Pertemuan ini dihadiri Tenaga Ahli Komisi II DPR RI, jajaran Bawaslu Sulsel, serta pemangku kepentingan terkait di daerah.
Tenaga Ahli Komisi II DPR RI Fraksi Golkar, Hasruddin Pagajang, mengungkapkan bahwa dari 545 pilkada yang digelar di seluruh Indonesia, sebanyak 310 di antaranya digugat ke Mahkamah Konstitusi (MK), atau lebih dari 60 persen.
“Hal ini menunjukkan pengawasan pilkada masih perlu diperkuat, meski secara teknis sebenarnya sudah berjalan baik,” ujarnya.
Ia juga menyoroti putusan MK terbaru yang menguatkan kewenangan Bawaslu dalam memutus pelanggaran administrasi Pilkada.
“Dengan putusan ini, Bawaslu naik satu level karena putusannya bersifat final dan mengikat. Ke depan, langkah yang mungkin adalah revisi atau kodifikasi UU Pemilu agar regulasi selaras,” jelas Hasruddin.
Sementara Tenaga Ahli Alat Kelengkapan Dewan (AKD) Komisi II DPR RI, Moh Syahril Iryanto, menilai literasi politik dan kapasitas pengawasan di tingkat pengawas adhoc masih lemah.
Antara lain disebabkan masa rekrutmen dan bimbingan teknis yang singkat. Ia pun mendorong semua pihak di Pinrang untuk aktif memberi masukan demi penguatan kelembagaan pengawasan pemilu.

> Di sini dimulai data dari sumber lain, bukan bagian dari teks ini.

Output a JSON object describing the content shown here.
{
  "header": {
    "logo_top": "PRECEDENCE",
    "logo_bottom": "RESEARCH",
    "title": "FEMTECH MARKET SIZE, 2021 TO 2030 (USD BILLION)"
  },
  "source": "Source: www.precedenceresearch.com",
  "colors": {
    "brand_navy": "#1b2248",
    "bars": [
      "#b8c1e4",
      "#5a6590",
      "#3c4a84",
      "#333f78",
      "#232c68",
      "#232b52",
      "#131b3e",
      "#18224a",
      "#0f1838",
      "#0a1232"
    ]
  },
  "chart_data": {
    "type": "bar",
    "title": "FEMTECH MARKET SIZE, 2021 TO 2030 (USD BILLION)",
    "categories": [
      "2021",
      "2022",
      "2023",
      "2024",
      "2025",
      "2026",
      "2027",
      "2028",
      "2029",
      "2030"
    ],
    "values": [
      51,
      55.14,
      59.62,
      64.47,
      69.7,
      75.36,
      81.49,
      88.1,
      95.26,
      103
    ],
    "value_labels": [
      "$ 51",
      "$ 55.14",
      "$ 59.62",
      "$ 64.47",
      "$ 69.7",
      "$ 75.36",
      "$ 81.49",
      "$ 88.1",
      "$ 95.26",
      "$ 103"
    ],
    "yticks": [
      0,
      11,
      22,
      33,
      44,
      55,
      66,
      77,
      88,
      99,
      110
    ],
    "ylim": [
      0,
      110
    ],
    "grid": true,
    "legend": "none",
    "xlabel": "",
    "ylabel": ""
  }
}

Ketua Bawaslu Sulsel, Mardiana Rusli, menyampaikan bahwa evaluasi ini dilakukan setelah seluruh tahapan pemilihan usai.
“Kami membutuhkan fakta, aksi, dan peristiwa sebagai bahan evaluasi. Di Pinrang, misalnya, pernah ada perbedaan pandangan hukum antara Bawaslu dan Sentra Gakkumdu,” jelasnya.
Mardiana menegaskan bahwa masukan dari forum ini akan diteruskan ke tingkat pusat melalui Komisi II DPR RI untuk menjadi bahan perbaikan regulasi dan penguatan kelembagaan pengawas pemilu.
Anggota Bawaslu Sulsel, Andarias Duma, menambahkan bahwa hampir setiap pilkada di Pinrang berujung pada gugatan di MK.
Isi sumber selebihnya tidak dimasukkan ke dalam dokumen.